O Suicício de Highlander

EPITÁFIO
Via dança e poesia
nas roupas do varal.



Drão, o amor da gente é como um grão
Tem que morrer pra germinar.
Gilberto Gil

Fabrício terminou comigo. Pela terceira vez. Terminou com berros, pediu para que eu descesse com suas coisas. Passava da uma da manhã. Faço questão de escrever sobre isso, assim empresto companhia a mim mesma (porque me senti uma palerma).

Nossa relação é intensa e divertida, ele é um quatro-em-um de gentilezas. Fabrício veio com bateria de lítio ultra-leve. Está sempre bem-disposto, sempre bem-disposto, sempre bem-disposto, sempre.

E eu, não.

Na noite fatídica, por exemplo, passava da meia-noite e eu ainda estava trabalhando.

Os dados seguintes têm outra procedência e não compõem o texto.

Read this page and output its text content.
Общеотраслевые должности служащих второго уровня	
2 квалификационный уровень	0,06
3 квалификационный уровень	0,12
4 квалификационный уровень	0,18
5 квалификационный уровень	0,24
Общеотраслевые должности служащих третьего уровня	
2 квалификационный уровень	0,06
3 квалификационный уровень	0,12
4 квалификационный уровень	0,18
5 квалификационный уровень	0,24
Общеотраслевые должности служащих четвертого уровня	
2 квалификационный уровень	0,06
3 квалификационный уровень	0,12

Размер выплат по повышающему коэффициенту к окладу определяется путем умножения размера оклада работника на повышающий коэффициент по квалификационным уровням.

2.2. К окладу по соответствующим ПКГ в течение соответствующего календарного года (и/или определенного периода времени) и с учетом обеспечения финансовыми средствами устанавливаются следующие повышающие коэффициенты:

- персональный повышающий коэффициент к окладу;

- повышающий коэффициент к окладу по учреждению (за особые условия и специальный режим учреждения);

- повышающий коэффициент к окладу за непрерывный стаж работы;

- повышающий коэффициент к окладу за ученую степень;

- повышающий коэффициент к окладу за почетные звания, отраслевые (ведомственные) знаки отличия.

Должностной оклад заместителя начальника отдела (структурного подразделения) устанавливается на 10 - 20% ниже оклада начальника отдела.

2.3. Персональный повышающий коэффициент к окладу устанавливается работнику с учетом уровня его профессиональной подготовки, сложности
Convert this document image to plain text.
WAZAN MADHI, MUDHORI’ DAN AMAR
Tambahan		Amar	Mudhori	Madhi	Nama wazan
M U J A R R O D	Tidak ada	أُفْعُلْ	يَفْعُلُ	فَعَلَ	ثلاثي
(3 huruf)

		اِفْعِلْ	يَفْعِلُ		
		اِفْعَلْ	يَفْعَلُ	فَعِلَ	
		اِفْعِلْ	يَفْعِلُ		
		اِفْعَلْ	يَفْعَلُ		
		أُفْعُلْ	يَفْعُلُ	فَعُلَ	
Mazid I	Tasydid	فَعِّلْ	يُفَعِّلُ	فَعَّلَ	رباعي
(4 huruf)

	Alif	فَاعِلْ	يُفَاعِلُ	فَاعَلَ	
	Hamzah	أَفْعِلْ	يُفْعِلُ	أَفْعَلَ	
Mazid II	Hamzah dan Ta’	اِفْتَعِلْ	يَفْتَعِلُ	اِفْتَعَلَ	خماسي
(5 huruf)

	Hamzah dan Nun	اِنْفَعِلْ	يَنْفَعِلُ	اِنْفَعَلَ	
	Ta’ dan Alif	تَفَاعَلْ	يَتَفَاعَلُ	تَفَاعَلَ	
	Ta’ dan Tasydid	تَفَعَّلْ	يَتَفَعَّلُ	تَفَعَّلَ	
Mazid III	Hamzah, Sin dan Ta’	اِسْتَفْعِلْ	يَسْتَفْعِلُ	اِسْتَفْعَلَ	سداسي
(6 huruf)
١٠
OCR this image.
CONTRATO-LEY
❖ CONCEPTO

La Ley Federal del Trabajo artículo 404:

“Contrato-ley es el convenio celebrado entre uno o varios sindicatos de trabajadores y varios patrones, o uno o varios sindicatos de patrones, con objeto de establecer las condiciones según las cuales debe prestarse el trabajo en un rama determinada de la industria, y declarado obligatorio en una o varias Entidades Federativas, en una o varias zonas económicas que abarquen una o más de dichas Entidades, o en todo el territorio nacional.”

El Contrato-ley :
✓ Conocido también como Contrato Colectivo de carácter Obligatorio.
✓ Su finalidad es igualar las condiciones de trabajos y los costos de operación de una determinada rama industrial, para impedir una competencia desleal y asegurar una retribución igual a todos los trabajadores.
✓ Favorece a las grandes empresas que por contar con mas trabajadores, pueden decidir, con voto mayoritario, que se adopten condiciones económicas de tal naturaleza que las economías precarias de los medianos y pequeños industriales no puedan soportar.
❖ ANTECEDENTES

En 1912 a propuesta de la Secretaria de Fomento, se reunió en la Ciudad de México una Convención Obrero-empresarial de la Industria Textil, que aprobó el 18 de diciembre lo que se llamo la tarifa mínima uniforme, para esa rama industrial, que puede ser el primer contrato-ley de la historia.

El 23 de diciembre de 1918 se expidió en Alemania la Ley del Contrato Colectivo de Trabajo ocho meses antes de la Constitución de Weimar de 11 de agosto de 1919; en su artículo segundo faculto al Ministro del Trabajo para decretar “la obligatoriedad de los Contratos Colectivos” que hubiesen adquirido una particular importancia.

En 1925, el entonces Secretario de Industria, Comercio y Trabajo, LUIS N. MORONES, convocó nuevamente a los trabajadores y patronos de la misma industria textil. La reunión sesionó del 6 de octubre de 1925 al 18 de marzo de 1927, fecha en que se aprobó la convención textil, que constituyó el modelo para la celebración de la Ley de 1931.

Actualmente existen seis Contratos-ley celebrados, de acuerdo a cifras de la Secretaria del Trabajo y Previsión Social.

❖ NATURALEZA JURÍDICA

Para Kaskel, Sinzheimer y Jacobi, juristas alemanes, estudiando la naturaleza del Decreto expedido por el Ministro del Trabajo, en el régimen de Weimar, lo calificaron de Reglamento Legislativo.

Foi aí que ele ligou.

A boiada estourou quando eu não mandei um torpedo avisando que estaria ocupada, para que ele não se sentisse rejeitado. Eu nem pensei nisso, esse tipo de coisa jamais me ocorre. De modo geral, imagino que o outro vai dar um jeito. Eu desisti há muito tempo de granjear elogios pelo excesso de cuidados ou parcimônias. Talvez isso tenha vindo com a medicina, embora não esteja me livrando da responsabilidade. Mas não vejo que isso seja falta de conectividade, apenas não penso o mesmo que ele.

Pior que isso: eu vinha pedindo a chance de brigar. Quero brigar e não falar mais hoje, amanhã retomar a conversa com o sono bem cumprido de escudeiro. Quero desligar antes de arranhar o disco. Quero pousar a xícara no pires para esfriar o chá.

De novo, ele não deixou. Sei que não é maldade, está mais para temperamento. Mas o fato é que assisti ao avassalador final da relação sabendo que iria se arrepender. A dúvida pesava sobre mim: e se eu não quisesse embarcar novamente? E se meu santo fechasse a conta? E se a aposentadoria viesse precocemente com a demissão?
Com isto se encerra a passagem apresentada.